How traders use APIs
A trading API, as the name suggests, allows you to interact with a trading system. More specifically, it allows you to execute directly on an exchange. This is particularly useful for traders who run algorithmic models on their own trading systems and want to receive live pricing and be able to execute trades — either manually or automatically through an algorithm — once their model generates a trading signal.
Trading APIs are particularly popular among hedge funds and proprietary trading firms due to their use of algorithmic trading programs, but even private investors can make use of trading APIs provided by online brokerages and more recently by cryptocurrency exchanges.
The Binance incident
Trading APIs hit the news recently when an incident at Binance was attributed to malicious use of a Binance API, which caused exponential volume and market pressure to Syscoin trading. There was a sharp spike in the price of SYS and buy/sell order prices hit remarkable levels.

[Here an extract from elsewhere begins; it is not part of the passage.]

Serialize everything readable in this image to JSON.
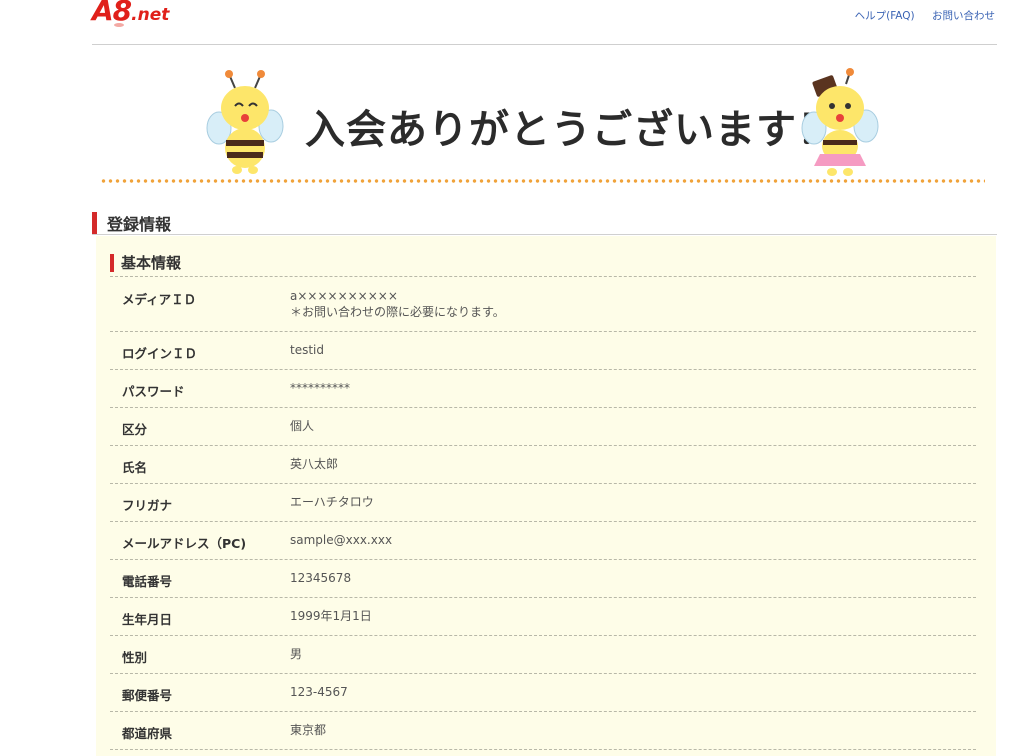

Binance stated that to “protect the safety” of its API users it took a number of actions. Primary amongst was a rollback of irregular trades and the removal of all existing API keys — with a request for all Binance API users to recreate their API keys. In addition, Binance warned API users to better safeguard their API keys going forward and to use the IP whitelist functionality to ensure keys are only accessible to authorized users.
Binance has provided a summation of the incident on its support site.
APIs and crypto trading
While the disruption at Binance API may have briefly put cryptocurrency trading APIs in a bad light, they have become an integral part of professional crypto traders’ arsenal and are a testament to the evolution of the cryptographic asset trading ecosystem.
The more sophisticated investors enter the crypto asset markets, the more the use of APIs and algorithmic trading will increase. These trading programs, which seek to exploit arbitrage opportunities, for example, will actually help to make the crypto market more liquid and efficient. This, in turn, could attract more institutional investors to this new asset class.
The more the crypto asset trading ecosystem matures, the more market entrants can be expected. Currently, we are heading in the direction of the crypto asset markets becoming a part of the established global financial markets. Once crypto regulations are in place in the world’s leading economies, more institutional money will come, and the development of sophisticated and secure trading APIs will play their small but fundamental part in that.